05 diciembre 2010

Hoy me ahorqué con mi camisón mientras cantaba una canción fúnebre como premonición a lo que estaba a punto de pasar. Sucedió lo inesperado. Haciendo el nudo para colgarlo del techo, me clavé las uñas del dedo índice y del dedo corazón en la palma de la mano. Empecé a sangrar, y la sangre fue dibujando extraños senderos que se iban deslizando hacia abajo, y al llegar al codo, sentí un mareo, y me desplomé de rodillas. En ese momento miré por la ventana. Al otro lado del pasillo, se vislumbraba una tenue luz que provenía de debajo de la puerta número siete. Pensé en qué estaría haciendo él ahí. Después de cinco horas de desvarío, se había calmado ya, aunque tuve que lidiar mucho con él para que se quedara quieto. Me puse el camisón arrugado, el que iba a ser mi verdugo, y salí hacia fuera. Entré sin llamar a la puerta. Ahí estaba, con su traje de conejo gris, sentado en la silla, mirando al vacío. No quise interrumpirle. Me acerqué a él y le abracé por la espalda. Las orejas de algodón estaban duras, y las acaricié con la yema de los dedos. Él pareció no notarlo, y siguió inmóvil, como si yo no estuviera ahí.
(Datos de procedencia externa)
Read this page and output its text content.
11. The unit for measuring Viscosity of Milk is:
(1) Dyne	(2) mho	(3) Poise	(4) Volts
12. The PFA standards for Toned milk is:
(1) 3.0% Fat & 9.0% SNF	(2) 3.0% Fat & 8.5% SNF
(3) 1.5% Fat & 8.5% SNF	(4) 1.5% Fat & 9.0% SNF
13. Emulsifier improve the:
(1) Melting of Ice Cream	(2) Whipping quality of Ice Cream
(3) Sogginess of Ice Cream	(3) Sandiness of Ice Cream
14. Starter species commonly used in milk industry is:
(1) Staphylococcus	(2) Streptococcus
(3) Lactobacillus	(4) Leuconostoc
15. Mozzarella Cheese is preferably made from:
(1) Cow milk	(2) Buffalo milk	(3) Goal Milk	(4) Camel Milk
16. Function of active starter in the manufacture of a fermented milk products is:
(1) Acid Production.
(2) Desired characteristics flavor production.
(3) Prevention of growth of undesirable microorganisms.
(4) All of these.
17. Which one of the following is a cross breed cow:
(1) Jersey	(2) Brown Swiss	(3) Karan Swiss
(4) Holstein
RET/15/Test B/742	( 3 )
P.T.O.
Pasaron cinco minutos. Me quedé con la mirada fija, en la pared, allá donde estaba la suya, y acabé totalmente hipnotizada por ese blanco manchado de tinta china. Giré mi cabeza y lo miré. Me estaba mirando fijamente, no sé hacía cuánto. Me arrodillé ante él, y él me acarició la cabeza lentamente. Empecé a temblar. Él me abrazó y se arrodilló también. Se pegó a mi cara y noté sus bigotes acariciando mis mejillas. No sé quién era, sólo sé que me dijo que le llame señor C, y que a partir de ese momento, no iba a volver a sentir nunca más temblar a alguien tal como lo había hecho él cinco horas antes junto a mi cuerpo desnudo.